Mit dem Brief will sie erreichen, dass künftig die gleiche Anzahl junger Männer zum Zivildienst eingezogen werden wie zur Bundeswehr. „Es muss eine Einstellungsgerechtigkeit geschaffen werden“, sagt Tobiassen. Die Forderung nach mehr Gerechtigkeit ist Wasser auf die Mühlen derer, die sich für ein Ende der Wehrpflicht aussprechen. Im Bundestag sind FDP, Linkspartei und FDP für die Abschaffung. SPD und Union haben sich im Koalitionsvertrag eine Beibehaltung der Wehrpflicht vereinbart.

Das Jugendministerium hat Geld für 89.000 Zivis zur Verfügung, hat die Zentralstelle errechnet. Real würden aber sehr viel weniger junge Männer Ersatzdienst leisten. Das Bundesamt für Zivildienst, das die Zivis verwaltet, geht von einer Zahl zwischen 65.000 und 70.000 Personen aus, sagt Sprecher Josef Opladen.

Im Idealfall könne das Ministerium noch einiges mehr einsparen, behauptet Tobiassen. Dann nämlich, wenn genauso viele Zivildienst- wie Wehrdienstleistende eingezogen würden. Für dieses Jahr geht man im Verteidigungsministerium davon aus, dass knapp 47.000 junge Männer ihren Grundwehrdienst bei der Bundeswehr verrichten. Das Jugendministerium bestreitet, den Etat für den Zivildienst zu hoch angesetzt zu haben. Die genaue Zahl der Zivis sei im Vorhinein nicht zu ergründen. „Die Zentralstelle zieht eine Parallele zwischen Wehrdienst und Zivildienst. Das ist aber nicht möglich, weil beide in verschiedenen Artikeln des Grundgesetzes geregelt werden“, sagt Sprecher Jens Flosdorff.

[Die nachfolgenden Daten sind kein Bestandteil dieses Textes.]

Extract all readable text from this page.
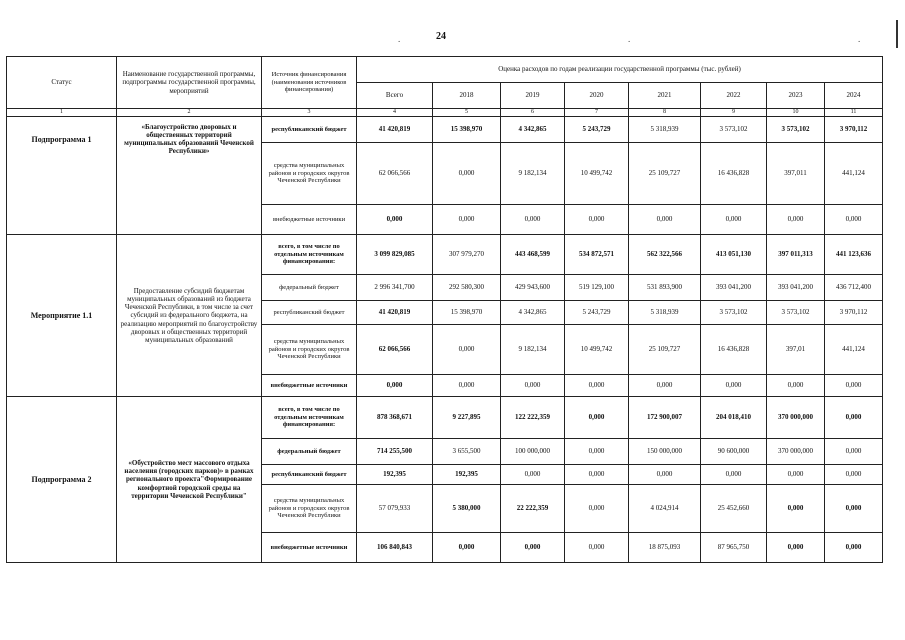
24
.	.	.
Статус	Наименование государственной программы, подпрограммы государственной программы, мероприятий	Источник финансирования (наименования источников финансирования)	Оценка расходов по годам реализации государственной программы (тыс. рублей)							
			Всего	2018	2019	2020	2021	2022	2023	2024
1	2	3	4	5	6	7	8	9	10	11
Подпрограмма 1	«Благоустройство дворовых и общественных территорий муниципальных образований Чеченской Республики»	республиканский бюджет	41 420,819	15 398,970	4 342,865	5 243,729	5 318,939	3 573,102	3 573,102	3 970,112
		средства муниципальных районов и городских округов Чеченской Республики	62 066,566	0,000	9 182,134	10 499,742	25 109,727	16 436,828	397,011	441,124
		внебюджетные источники	0,000	0,000	0,000	0,000	0,000	0,000	0,000	0,000
Мероприятие 1.1	Предоставление субсидий бюджетам муниципальных образований из бюджета Чеченской Республики, в том числе за счет субсидий из федерального бюджета, на реализацию мероприятий по благоустройству дворовых и общественных территорий муниципальных образований	всего, в том числе по отдельным источникам финансирования:	3 099 829,085	307 979,270	443 468,599	534 872,571	562 322,566	413 051,130	397 011,313	441 123,636
		федеральный бюджет	2 996 341,700	292 580,300	429 943,600	519 129,100	531 893,900	393 041,200	393 041,200	436 712,400
		республиканский бюджет	41 420,819	15 398,970	4 342,865	5 243,729	5 318,939	3 573,102	3 573,102	3 970,112
		средства муниципальных районов и городских округов Чеченской Республики	62 066,566	0,000	9 182,134	10 499,742	25 109,727	16 436,828	397,01	441,124
		внебюджетные источники	0,000	0,000	0,000	0,000	0,000	0,000	0,000	0,000
Подпрограмма 2	«Обустройство мест массового отдыха населения (городских парков)» в рамках регионального проекта"Формирование комфортной городской среды на территории Чеченской Республики"	всего, в том числе по отдельным источникам финансирования:	878 368,671	9 227,895	122 222,359	0,000	172 900,007	204 018,410	370 000,000	0,000
		федеральный бюджет	714 255,500	3 655,500	100 000,000	0,000	150 000,000	90 600,000	370 000,000	0,000
		республиканский бюджет	192,395	192,395	0,000	0,000	0,000	0,000	0,000	0,000
		средства муниципальных районов и городских округов Чеченской Республики	57 079,933	5 380,000	22 222,359	0,000	4 024,914	25 452,660	0,000	0,000
		внебюджетные источники	106 840,843	0,000	0,000	0,000	18 875,093	87 965,750	0,000	0,000
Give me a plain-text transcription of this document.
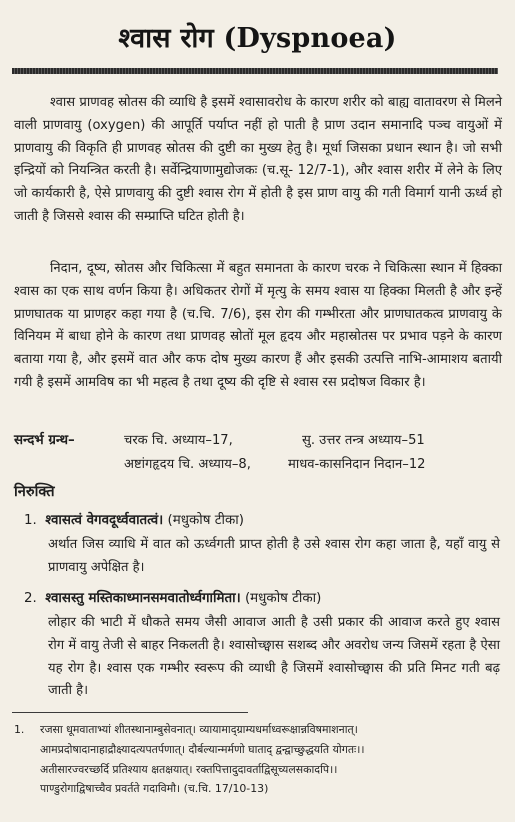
श्वास रोग (Dyspnoea)

श्वास प्राणवह स्रोतस की व्याधि है इसमें श्वासावरोध के कारण शरीर को बाह्य वातावरण से मिलने वाली प्राणवायु (oxygen) की आपूर्ति पर्याप्त नहीं हो पाती है प्राण उदान समानादि पञ्च वायुओं में प्राणवायु की विकृति ही प्राणवह स्रोतस की दुष्टी का मुख्य हेतु है। मूर्धा जिसका प्रधान स्थान है। जो सभी इन्द्रियों को नियन्त्रित करती है। सर्वेन्द्रियाणामुद्योजकः (च.सू- 12/7-1), और श्वास शरीर में लेने के लिए जो कार्यकारी है, ऐसे प्राणवायु की दुष्टी श्वास रोग में होती है इस प्राण वायु की गती विमार्ग यानी ऊर्ध्व हो जाती है जिससे श्वास की सम्प्राप्ति घटित होती है।

निदान, दूष्य, स्रोतस और चिकित्सा में बहुत समानता के कारण चरक ने चिकित्सा स्थान में हिक्का श्वास का एक साथ वर्णन किया है। अधिकतर रोगों में मृत्यु के समय श्वास या हिक्का मिलती है और इन्हें प्राणघातक या प्राणहर कहा गया है (च.चि. 7/6), इस रोग की गम्भीरता और प्राणघातकत्व प्राणवायु के विनियम में बाधा होने के कारण तथा प्राणवह स्रोतों मूल हृदय और महास्रोतस पर प्रभाव पड़ने के कारण बताया गया है, और इसमें वात और कफ दोष मुख्य कारण हैं और इसकी उत्पत्ति नाभि-आमाशय बतायी गयी है इसमें आमविष का भी महत्व है तथा दूष्य की दृष्टि से श्वास रस प्रदोषज विकार है।

सन्दर्भ ग्रन्थ–	चरक चि. अध्याय–17,	सु. उत्तर तन्त्र अध्याय–51
अष्टांगहृदय चि. अध्याय–8,	माधव-कासनिदान निदान–12
निरुक्ति
1. श्वासत्वं वेगवदूर्ध्ववातत्वं। (मधुकोष टीका)

अर्थात जिस व्याधि में वात को ऊर्ध्वगती प्राप्त होती है उसे श्वास रोग कहा जाता है, यहाँ वायु से प्राणवायु अपेक्षित है।

2. श्वासस्तु मस्तिकाध्मानसमवातोर्ध्वगामिता। (मधुकोष टीका)

लोहार की भाटी में धौकते समय जैसी आवाज आती है उसी प्रकार की आवाज करते हुए श्वास रोग में वायु तेजी से बाहर निकलती है। श्वासोच्छ्वास सशब्द और अवरोध जन्य जिसमें रहता है ऐसा यह रोग है। श्वास एक गम्भीर स्वरूप की व्याधी है जिसमें श्वासोच्छ्वास की प्रति मिनट गती बढ़ जाती है।

1. रजसा धूमवाताभ्यां शीतस्थानाम्बुसेवनात्। व्यायामाद्ग्राम्यधर्माध्वरूक्षान्नविषमाशनात्।
आमप्रदोषादानाहाद्रौक्ष्यादत्यपतर्पणात्। दौर्बल्यान्मर्मणो घाताद् द्वन्द्वाच्छुद्धयति योगतः।।
अतीसारज्वरच्छर्दि प्रतिश्याय क्षतक्षयात्। रक्तपित्तादुदावर्ताद्विसूच्यलसकादपि।।
पाण्डुरोगाद्विषाच्चैव प्रवर्तते गदाविमौ। (च.चि. 17/10-13)
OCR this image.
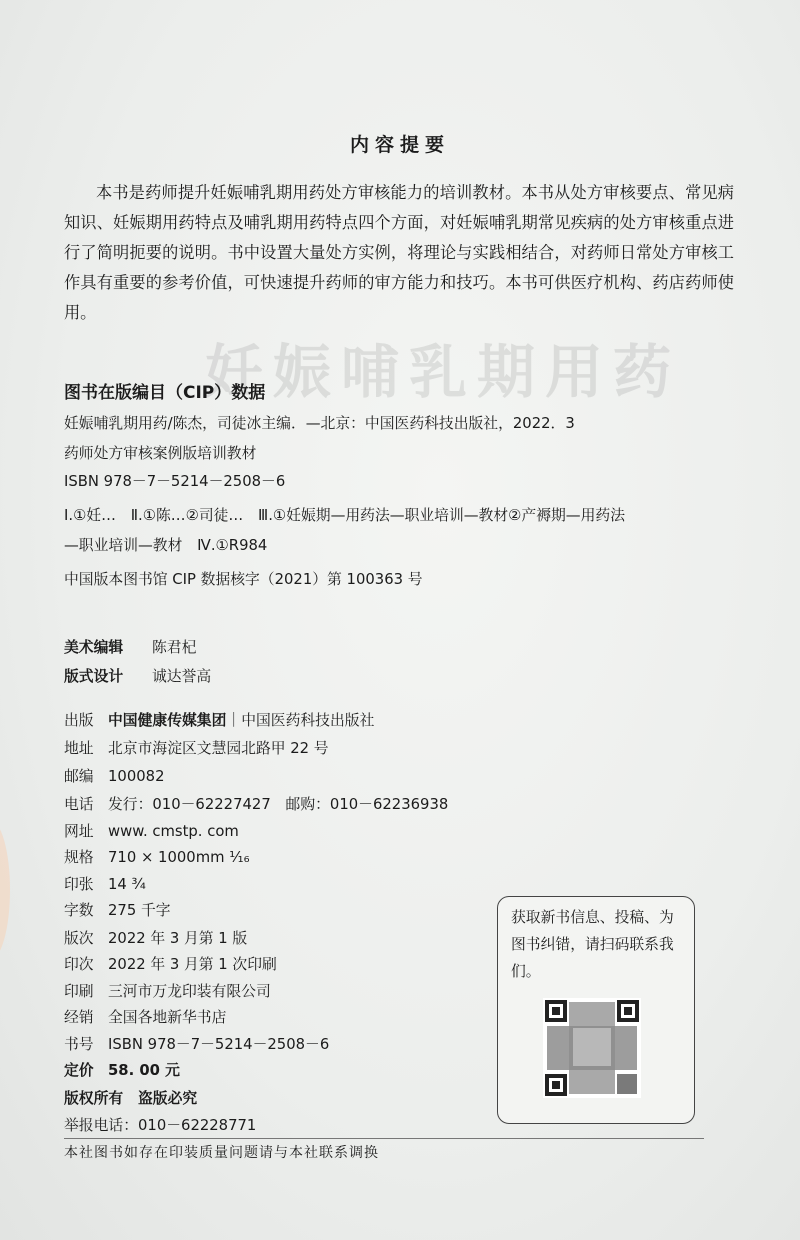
妊娠哺乳期用药
内容提要
本书是药师提升妊娠哺乳期用药处方审核能力的培训教材。本书从处方审核要点、常见病知识、妊娠期用药特点及哺乳期用药特点四个方面，对妊娠哺乳期常见疾病的处方审核重点进行了简明扼要的说明。书中设置大量处方实例，将理论与实践相结合，对药师日常处方审核工作具有重要的参考价值，可快速提升药师的审方能力和技巧。本书可供医疗机构、药店药师使用。
图书在版编目（CIP）数据
妊娠哺乳期用药/陈杰，司徒冰主编．—北京：中国医药科技出版社，2022．3
药师处方审核案例版培训教材
ISBN 978－7－5214－2508－6
Ⅰ.①妊…　Ⅱ.①陈…②司徒…　Ⅲ.①妊娠期—用药法—职业培训—教材②产褥期—用药法
—职业培训—教材　Ⅳ.①R984
中国版本图书馆 CIP 数据核字（2021）第 100363 号
美术编辑 陈君杞
版式设计 诚达誉高
出版 中国健康传媒集团｜中国医药科技出版社
地址 北京市海淀区文慧园北路甲 22 号
邮编 100082
电话 发行：010－62227427　邮购：010－62236938
网址 www. cmstp. com
规格 710 × 1000mm ¹⁄₁₆
印张 14 ¾
字数 275 千字
版次 2022 年 3 月第 1 版
印次 2022 年 3 月第 1 次印刷
印刷 三河市万龙印装有限公司
经销 全国各地新华书店
书号 ISBN 978－7－5214－2508－6
定价 58. 00 元
版权所有　盗版必究
举报电话：010－62228771
获取新书信息、投稿、为图书纠错，请扫码联系我们。
本社图书如存在印装质量问题请与本社联系调换
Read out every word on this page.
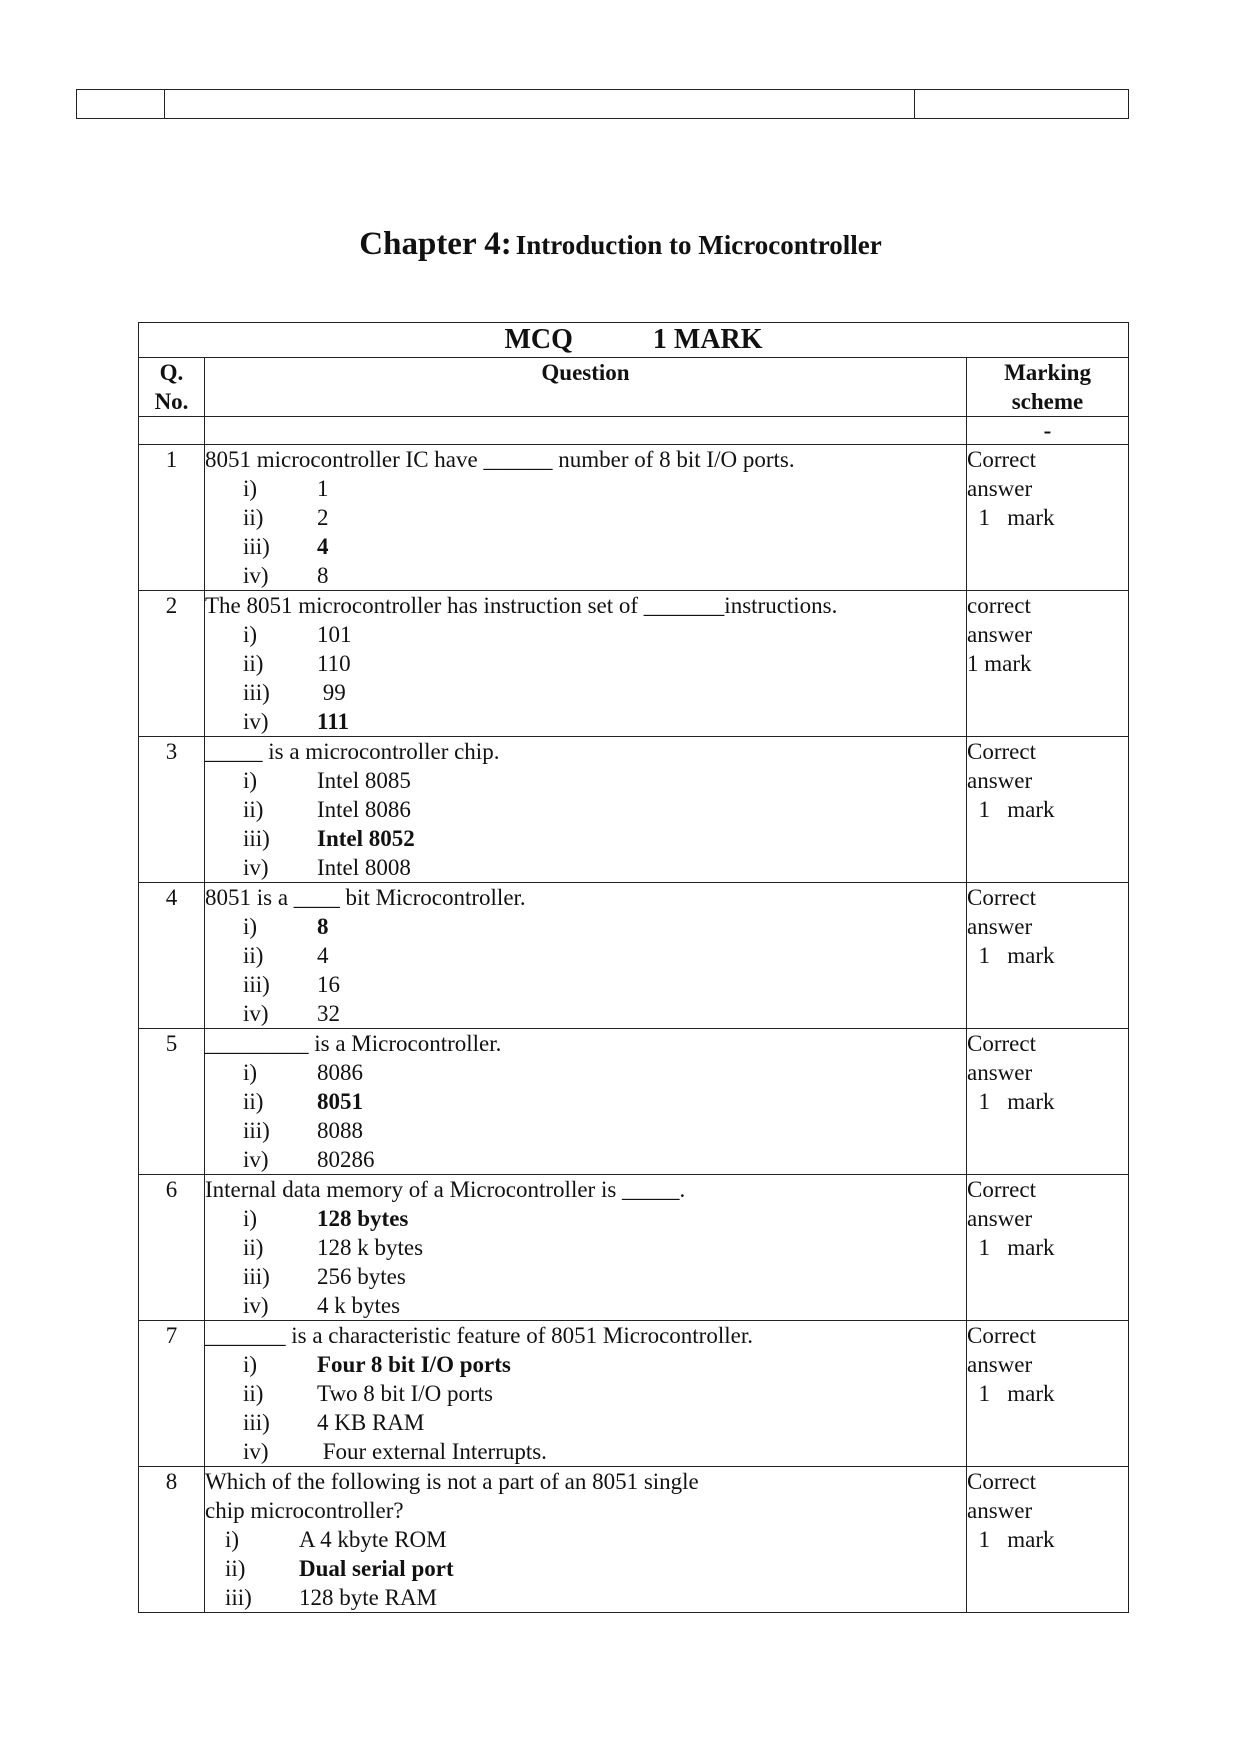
Chapter 4: Introduction to Microcontroller
MCQ 1 MARK		

Q.
No.	Question	Marking
scheme

		-
1	8051 microcontroller IC have ______ number of 8 bit I/O ports.
i) 1
ii) 2
iii) 4
iv) 8	Correct
answer
1   mark

2	The 8051 microcontroller has instruction set of _______instructions.
i) 101
ii) 110
iii) 99
iv) 111	correct
answer
1 mark

3	_____ is a microcontroller chip.
i) Intel 8085
ii) Intel 8086
iii) Intel 8052
iv) Intel 8008	Correct
answer
1   mark

4	8051 is a ____ bit Microcontroller.
i) 8
ii) 4
iii) 16
iv) 32	Correct
answer
1   mark

5	_________ is a Microcontroller.
i) 8086
ii) 8051
iii) 8088
iv) 80286	Correct
answer
1   mark

6	Internal data memory of a Microcontroller is _____.
i) 128 bytes
ii) 128 k bytes
iii) 256 bytes
iv) 4 k bytes	Correct
answer
1   mark

7	_______ is a characteristic feature of 8051 Microcontroller.
i) Four 8 bit I/O ports
ii) Two 8 bit I/O ports
iii) 4 KB RAM
iv) Four external Interrupts.	Correct
answer
1   mark

8	Which of the following is not a part of an 8051 single chip microcontroller?
i) A 4 kbyte ROM
ii) Dual serial port
iii) 128 byte RAM	Correct
answer
1   mark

Das sieht man in der Opposition im Bundestag ganz anders. Die Grünen nehmen die Vorwürfe der Zentralstelle ernst. Allerdings müsse man die Zahlen des Verbandes vorher ganz genau prüfen, meint Kai Gehring, Mitglied im Jugendausschuss.

Die FDP will bei Ursula von der Leyen nachhaken, ob sie tatsächlich zu viel Geld im Etat angegeben habe, sagt Otto Fricke, Vorsitzender des Finanzausschusses. Sollte das der Fall sein, wolle er eine Sperrung der zu viel veranschlagten Mittel beantragen. „Der Haushalt kann nicht dazu dienen, irgendwelche Verwerfungen zu kaschieren“, so Fricke. Das Ministerium habe bis Ende Mai Zeit, die Vorwürfe auszuräumen.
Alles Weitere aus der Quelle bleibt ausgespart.